You have to reference this in the <head>
of the HTML with this:
<link href="../Styles/Style0001.css" rel="stylesheet" type="text/css"/>
… making sure that you have the correct name of the CSS file.
Adding Metadata
Add the title, author and specify the language of the e-book by going Tools > Metadata editor … (this is actually unnecessary for Kindle Mobi as Amazon will add this for you but it makes it validate so I always do it.)
Validating your ePub
As I mentioned before, there is a Validation button in Sigil (a large green checkmark at the top right) that lists out the issues.
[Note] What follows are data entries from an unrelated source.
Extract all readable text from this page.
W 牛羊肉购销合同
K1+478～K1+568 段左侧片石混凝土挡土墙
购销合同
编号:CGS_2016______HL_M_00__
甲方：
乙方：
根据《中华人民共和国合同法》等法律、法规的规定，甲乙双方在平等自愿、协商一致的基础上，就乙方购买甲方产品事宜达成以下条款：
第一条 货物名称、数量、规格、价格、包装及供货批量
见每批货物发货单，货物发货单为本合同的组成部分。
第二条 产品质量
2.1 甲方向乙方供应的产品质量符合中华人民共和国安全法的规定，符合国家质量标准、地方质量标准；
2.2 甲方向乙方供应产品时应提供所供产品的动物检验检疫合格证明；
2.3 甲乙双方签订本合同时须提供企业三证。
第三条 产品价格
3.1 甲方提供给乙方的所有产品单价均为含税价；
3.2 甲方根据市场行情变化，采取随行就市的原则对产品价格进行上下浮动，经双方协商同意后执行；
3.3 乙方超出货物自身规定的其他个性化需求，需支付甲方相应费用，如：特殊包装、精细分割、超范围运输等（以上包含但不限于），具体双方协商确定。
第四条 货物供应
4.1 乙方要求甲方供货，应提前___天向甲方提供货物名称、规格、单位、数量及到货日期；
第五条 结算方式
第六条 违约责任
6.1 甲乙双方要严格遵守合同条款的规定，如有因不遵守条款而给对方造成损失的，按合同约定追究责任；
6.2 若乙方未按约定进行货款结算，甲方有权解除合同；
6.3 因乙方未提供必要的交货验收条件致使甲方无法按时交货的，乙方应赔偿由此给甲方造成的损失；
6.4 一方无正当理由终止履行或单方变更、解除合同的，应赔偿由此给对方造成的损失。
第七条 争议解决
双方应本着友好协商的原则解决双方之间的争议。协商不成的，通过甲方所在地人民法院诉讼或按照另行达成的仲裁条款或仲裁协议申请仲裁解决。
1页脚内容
You can arrive at the problem line of the relevant file by double-clicking on the line number.
You can then save and view your ePub in Calibre and Kindle Previewer (both free).
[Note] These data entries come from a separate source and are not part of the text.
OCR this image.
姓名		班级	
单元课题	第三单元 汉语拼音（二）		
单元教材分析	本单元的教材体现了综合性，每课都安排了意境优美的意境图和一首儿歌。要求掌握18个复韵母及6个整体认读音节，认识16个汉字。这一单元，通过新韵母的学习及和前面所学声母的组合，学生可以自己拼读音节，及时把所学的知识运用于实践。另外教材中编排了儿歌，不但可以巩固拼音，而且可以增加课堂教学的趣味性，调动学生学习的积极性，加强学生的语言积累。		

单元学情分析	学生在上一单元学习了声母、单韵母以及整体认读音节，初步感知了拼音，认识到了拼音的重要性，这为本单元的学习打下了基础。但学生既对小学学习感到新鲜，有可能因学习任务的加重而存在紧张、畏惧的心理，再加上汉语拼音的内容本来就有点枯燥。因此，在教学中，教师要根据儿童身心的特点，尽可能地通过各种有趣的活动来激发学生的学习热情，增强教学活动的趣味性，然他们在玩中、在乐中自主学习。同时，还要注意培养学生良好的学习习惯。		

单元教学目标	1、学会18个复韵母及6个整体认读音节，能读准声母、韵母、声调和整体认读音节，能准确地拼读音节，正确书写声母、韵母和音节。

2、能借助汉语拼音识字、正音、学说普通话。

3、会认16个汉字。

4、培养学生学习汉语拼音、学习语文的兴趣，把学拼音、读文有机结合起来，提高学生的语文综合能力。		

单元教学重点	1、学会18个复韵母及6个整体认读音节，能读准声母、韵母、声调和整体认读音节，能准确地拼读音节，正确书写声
Uploading your Kindle to Amazon
The file format for Amazon’s Kindle is Mobi. A Mobi is created when you upload a Word doc at kdp.amazon.com. Personally, I upload the ePub here because I think their conversion is fine. However, some people advocate using Calibre to convert from ePub to Mobi before uploading.
In the above video I upload a Word document as I go through the publishing process at kdp.amazon.com. But, instead of uploading a Word file, you can upload your perfect, clean, beautiful ePub.
Adding cover image
Technically, all ePubs should have a cover image embedded in the file, however the cover is uploaded separately during the publishing process above. In Sigil, you add your cover to your ePub in Tools > Add Cover…
You can do it
The most important thing is to not let these formatting and publishing quirks deflect you from writing a great book.
If you are a new author just starting out, my advice to you is to just write that damn book and forget about all this geekery. In Microsoft Word, use the Heading 1, Heading 2 and Normal styles when necessary and write! Uploading a Word file at kdp.amazon.com is not the worse thing you can do. It won’t look that bad.
If, like me, you’ve published a few Kindles and you’re exasperated that your text is not looking in a certain way, then I hope this helps. Let me know in the comments.
Cathleen Keene says
Great tutorial! Thank you!
Rob Cubbon says
Thank you, Cathleen 🙂
Lis Sowerbutts says
I found Sigil to be unstable on my old laptop. I do something very similar to what you describe but I just write the HTML in an editior (I like notpad++) – I start from word2cleanhtml code and then add in the CSS and create the ncx and opf files Sigil seems ok on my nw ultrabook – but Istill don’t quite trust it
Rob Cubbon says
I’m using it on Mac, Lis, and it’s super stable but I have heard it’s buggy on PCs. 🙁
You can use these regular expressions on Notepad++ but the advantage of Sigil is that it creates the ncx and opf files and creates the two types of TOCs automatically. 🙂
Either way, it’s still a confusing process to explain to someone without any HTML experience.
Thanks for you feedback on Sigil, Lis, let’s keep our eyes on this one.
Bobby Burns says
Hello Rob,
Great tutorial and I am keen to try it out. However, I just read your response to Lis and I am a PC user. Will I have to upload my finished work to Kindle before knowing if it’s dodgy?
I’m not going to convert to a Mac (ha!) and I am loathe to learn HTML unless I absolutely have to, so this approach of using Sigl seemed like a gift!
Thanks,
~Bobby
Rob Cubbon says
Hi Bobby, I don’t know what the problem with PCs and Sigil is but I think it crashes often. I don’t think it creates dodgy ePubs. But I don’t know. Best of luck and ask questions here if you have trouble.